This November, Maine voters will have at least one non-partisan referendum to vote on — raising Maine’s minimum wage.

In 2014, Republicans enjoyed a very successful election across the country. Yet, even in perennial red states (Arkansas, South Dakota, Nebraska, Alaska) in an election that turned out large numbers of conservative voters, red state voters overwhelmingly approved referendums designed to raise the minimum wage.
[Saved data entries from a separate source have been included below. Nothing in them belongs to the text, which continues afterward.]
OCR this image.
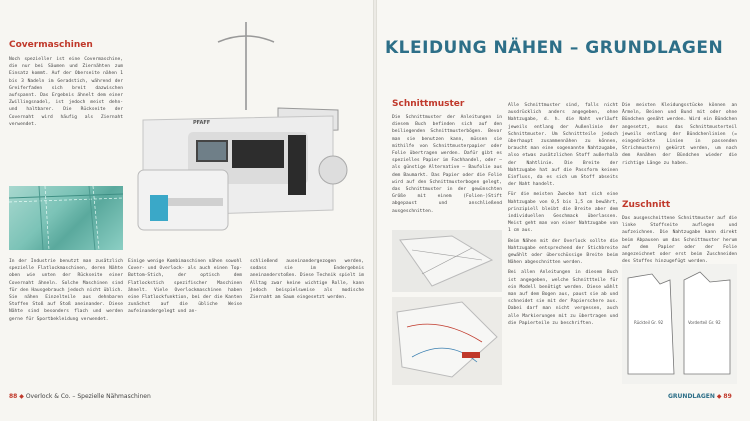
Covermaschinen

Noch spezieller ist eine Covermaschine, die nur bei Säumen und Ziernähten zum Einsatz kommt. Auf der Oberseite nähen 1 bis 3 Nadeln im Geradstich, während der Greiferfaden sich breit dazwischen aufspannt. Das Ergebnis ähnelt dem einer Zwillingsnadel, ist jedoch meist dehn- und haltbarer. Die Rückseite der Covernaht wird häufig als Ziernaht verwendet.

In der Industrie benutzt man zusätzlich spezielle Flatlockmaschinen, deren Nähte oben wie unten der Rückseite einer Covernaht ähneln. Solche Maschinen sind für den Hausgebrauch jedoch nicht üblich. Sie nähen Einzelteile aus dehnbaren Stoffen Stoß auf Stoß aneinander. Diese Nähte sind besonders flach und werden gerne für Sportbekleidung verwendet.

PFAFF

Einige wenige Kombimaschinen nähen sowohl Cover- und Overlock- als auch einen Top-Bottom-Stich, der optisch dem Flatlockstich spezifischer Maschinen ähnelt. Viele Overlockmaschinen haben eine Flatlockfunktion, bei der die Kanten zunächst auf die übliche Weise aufeinandergelegt und an-

schließend auseinandergezogen werden, sodass sie im Endergebnis aneinanderstoßen. Diese Technik spielt im Alltag zwar keine wichtige Rolle, kann jedoch beispielsweise als modische Ziernaht am Saum eingesetzt werden.

88 ◆ Overlock & Co. – Spezielle Nähmaschinen
KLEIDUNG NÄHEN – GRUNDLAGEN
Schnittmuster

Die Schnittmuster der Anleitungen in diesem Buch befinden sich auf den beiliegenden Schnittmusterbögen. Bevor man sie benutzen kann, müssen sie mithilfe von Schnittmusterpapier oder Folie übertragen werden. Dafür gibt es spezielles Papier im Fachhandel, oder – als günstige Alternative – Baufolie aus dem Baumarkt. Das Papier oder die Folie wird auf den Schnittmusterbogen gelegt, das Schnittmuster in der gewünschten Größe mit einem (Folien-)Stift abgepaust und anschließend ausgeschnitten.

Alle Schnittmuster sind, falls nicht ausdrücklich anders angegeben, ohne Nahtzugabe, d. h. die Naht verläuft jeweils entlang der Außenlinie der Schnittmuster. Um Schnittteile jedoch überhaupt zusammennähen zu können, braucht man eine sogenannte Nahtzugabe, also etwas zusätzlichen Stoff außerhalb der Nahtlinie. Die Breite der Nahtzugabe hat auf die Passform keinen Einfluss, da es sich um Stoff abseits der Naht handelt.

Für die meisten Zwecke hat sich eine Nahtzugabe von 0,5 bis 1,5 cm bewährt, prinzipiell bleibt die Breite aber dem individuellen Geschmack überlassen. Meist geht man von einer Nahtzugabe von 1 cm aus.

Beim Nähen mit der Overlock sollte die Nahtzugabe entsprechend der Stichbreite gewählt oder überschüssige Breite beim Nähen abgeschnitten werden.

Bei allen Anleitungen in diesem Buch ist angegeben, welche Schnittteile für ein Modell benötigt werden. Diese wählt man auf dem Bogen aus, paust sie ab und schneidet sie mit der Papierschere aus. Dabei darf man nicht vergessen, auch alle Markierungen mit zu übertragen und die Papierteile zu beschriften.

Die meisten Kleidungsstücke können an Ärmeln, Beinen und Bund mit oder ohne Bündchen genäht werden. Wird ein Bündchen angesetzt, muss das Schnittmusterteil jeweils entlang der Bündchenlinien (= eingedrückte Linien in passenden Strichmustern) gekürzt werden, um nach dem Annähen der Bündchen wieder die richtige Länge zu haben.

Zuschnitt

Das ausgeschnittene Schnittmuster auf die linke Stoffseite auflegen und aufzeichnen. Die Nahtzugabe kann direkt beim Abpausen um das Schnittmuster herum auf dem Papier oder der Folie angezeichnet oder erst beim Zuschneiden des Stoffes hinzugefügt werden.

Rückteil Gr. 92	Vorderteil Gr. 92
GRUNDLAGEN ◆ 89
So one would surmise that a purple state like Maine would vote to give underpaid workers a long overdue raise.

The most compelling reasons to raise Maine’s minimum wage center on the disproportionate amount of suffering that working women, single mothers and their children endure, due to unfairly low wages.

The statistics cannot be ignored: 70 percent of all tipped workers are women, 40 percent of whom are mothers. Women working for a sub-minimum wage are three times more likely to live below the poverty line. Also, because these working women rely on their customers for life-sustaining tips, they are more likely to endure sexual harassment and touching (the restaurant industry accounts for the largest single source of reported sexual harassment complaints). This should be quite unsettling for anyone with a daughter, wife, or sister working for sub-minimum wage/tips.

The referendum smartly plans for tipped workers to attain the same minimum wage as other workers by 2024, providing for all to earn a living wage.

An affirmative vote, raising the minimum wage, is a positive vote for every hard-working Mainer.